Over the course of the last month, we have started to witness some tradeable lows in a wide range of growth stocks which we cover. Nearly all of the core positions in the JSPM-Omaha Growth strategy reported strong Q1 numbers, with many beating and raising guidance. This is a good thing, for it means I’ve done my analyst job well. I expect that the stocks attached to these companies begin to do theirs over the summer months. (They haven’t thus far in 2021 for the most part)

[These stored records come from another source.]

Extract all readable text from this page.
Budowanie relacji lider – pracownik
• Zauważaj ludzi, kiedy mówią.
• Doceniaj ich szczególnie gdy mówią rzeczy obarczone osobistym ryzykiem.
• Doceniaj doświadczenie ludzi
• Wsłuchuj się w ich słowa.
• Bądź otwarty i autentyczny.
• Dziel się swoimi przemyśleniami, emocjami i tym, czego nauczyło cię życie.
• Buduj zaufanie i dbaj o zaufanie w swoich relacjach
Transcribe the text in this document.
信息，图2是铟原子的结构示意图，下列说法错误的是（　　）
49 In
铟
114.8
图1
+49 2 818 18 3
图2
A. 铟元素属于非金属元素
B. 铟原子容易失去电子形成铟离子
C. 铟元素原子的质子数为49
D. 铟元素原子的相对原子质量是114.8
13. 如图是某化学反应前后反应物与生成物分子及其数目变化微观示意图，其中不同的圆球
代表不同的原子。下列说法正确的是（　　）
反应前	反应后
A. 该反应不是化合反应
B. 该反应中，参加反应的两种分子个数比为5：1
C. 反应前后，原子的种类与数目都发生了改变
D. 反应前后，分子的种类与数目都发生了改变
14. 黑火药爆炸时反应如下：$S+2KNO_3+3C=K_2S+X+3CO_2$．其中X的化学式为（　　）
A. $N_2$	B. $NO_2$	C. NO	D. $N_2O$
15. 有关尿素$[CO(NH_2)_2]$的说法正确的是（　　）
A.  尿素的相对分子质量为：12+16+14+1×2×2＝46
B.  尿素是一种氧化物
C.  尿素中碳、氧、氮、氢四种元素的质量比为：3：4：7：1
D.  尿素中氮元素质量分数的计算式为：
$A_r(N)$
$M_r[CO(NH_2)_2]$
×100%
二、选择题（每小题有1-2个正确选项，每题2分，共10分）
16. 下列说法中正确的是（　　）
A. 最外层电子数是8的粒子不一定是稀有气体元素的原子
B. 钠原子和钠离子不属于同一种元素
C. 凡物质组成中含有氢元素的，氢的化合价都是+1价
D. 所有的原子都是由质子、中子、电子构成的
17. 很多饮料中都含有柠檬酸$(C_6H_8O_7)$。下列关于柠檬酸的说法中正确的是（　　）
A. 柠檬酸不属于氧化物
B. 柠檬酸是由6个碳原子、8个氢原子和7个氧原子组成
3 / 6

One barometer of overall growth stock performance is the ARK Innovation Fund. Highly tech centric, this group of stocks got taken to the woodshed starting in February. Ascribe whatever reason you want to that, whether it be a reopening economy, rising 10 year yield, or inflationary fears. Those of us doing this for a living call it something else: The stocks were up a lot. They were ripe for a correction, and they got one. More importantly though, something else happened while the average growth stock was dropping 40,50,60% from their previous highs… the companies themselves were getting stronger. Multiples fell as they should have, and while certainly not “cheap” many of these names no longer appear outlandishly expensive. Further, from a technical perspective a tradeable low may have been reached:
Of course one ETF held by one investment manager doesn’t tell the full story. There is however some further evidence to support that growth stocks tend to perform well over the dog days of summer. The IBD 50 Innovator Fund seasonality is particularly strong from June to August:
Over the past 5 years, this particular index has been positive 60% of the time in June, and 80% of the time in both July and August with an average return for the group between 7-9%.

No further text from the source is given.